She’s one of four Glorias to admire here – with Ryan Kiera Armstrong playing girl Gloria, Lulu Wilson stepping in as a teen, Alicia Vikander in young adulthood, and Moore from middle age to the Wise Elder days. In typical Vikander style, that means Steinem spends her early adulthood slipping into a Swedish accent. The two latter Glorias will spend most of the film bravely facing down Aaron Sorkin-styled straw men and straw women.
There’s a brief exciting moment around the 90-minute mark when it appears all of Steinem’s glorification has set up a big finish at the 1977 National Women’s Conference. Instead, the event is just another bus stop in Gloria’s travel to glory. The only real tension is waiting to see how many of Steinem’s pioneering African-American cohorts briefly show up to keep the production from being a White Savior story. (Her rich boyfriend Mort Zuckerman is safely exiled from scenes where the women ponder how to fund Ms. magazine.)

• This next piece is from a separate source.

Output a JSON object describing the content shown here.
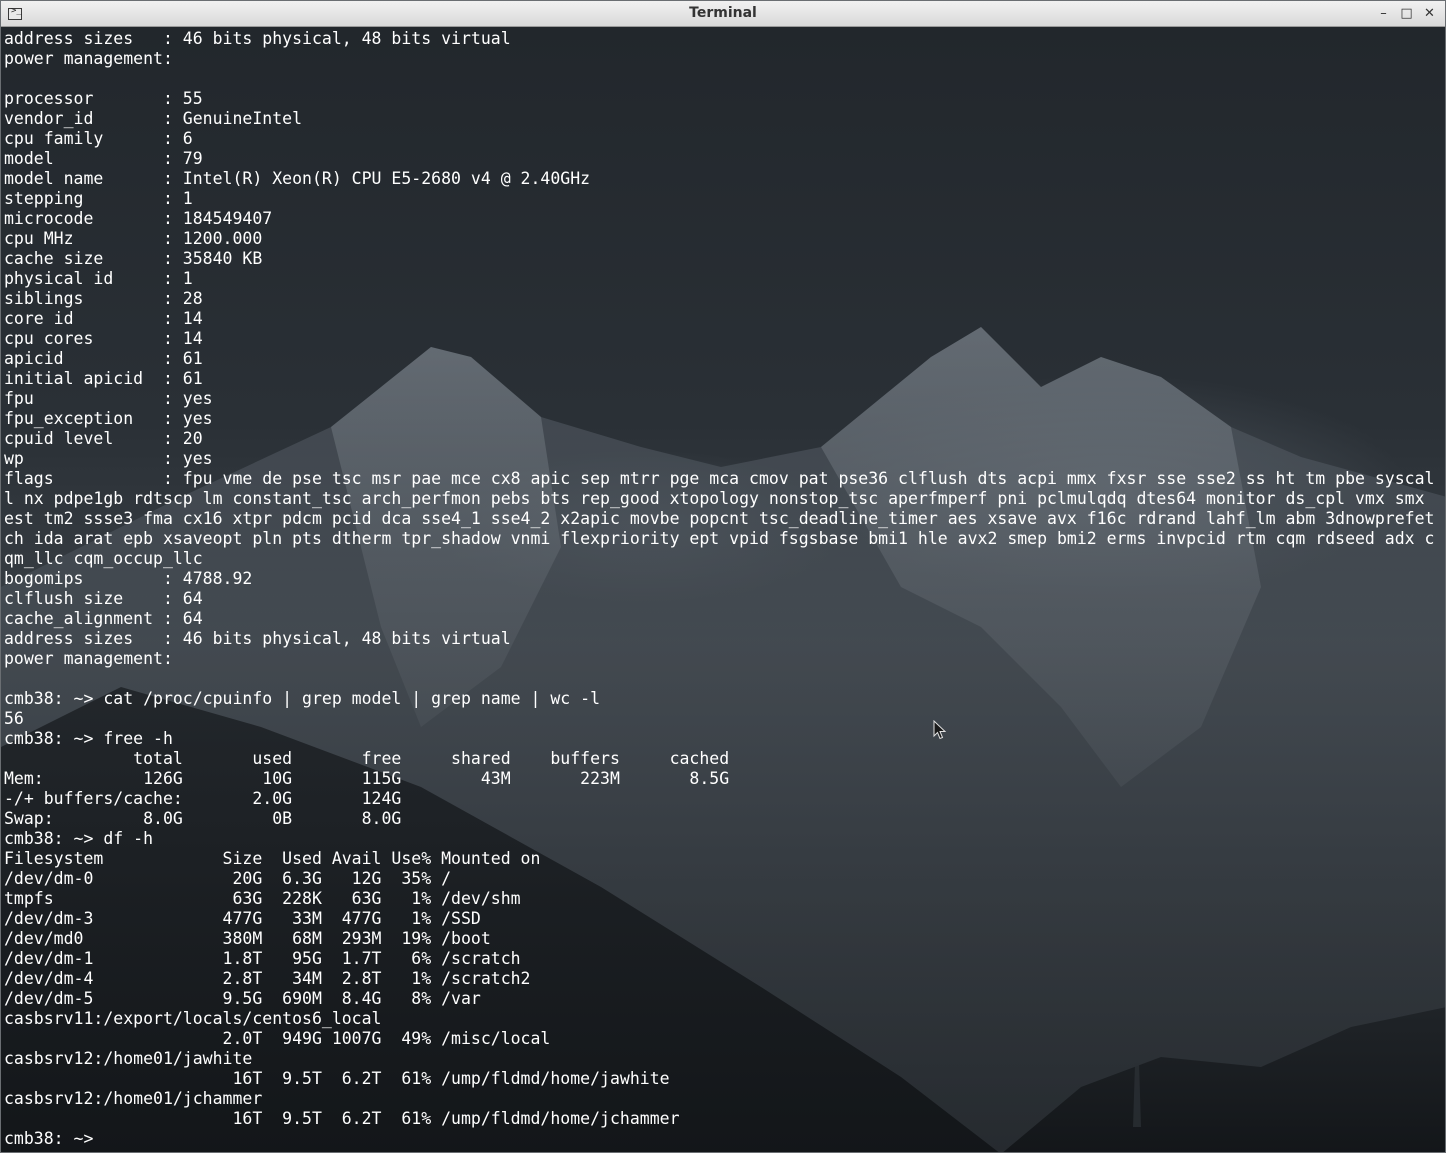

There are also strange misfires such as Gloria literally reduced to being a frightened child when facing angry protesters, or Taymor recreating a perfect racist fantasy of Shirley Temple discovering black folk when young Gloria goes tapdancing in a barbershop. Of course, the true Glorias should be the fellow strong women that Steinem meets along the way. The script, however, can’t really be bothered with such things. It’s more important for the audience to get the superhero origin story behind Steinem’s iconic eyeglasses.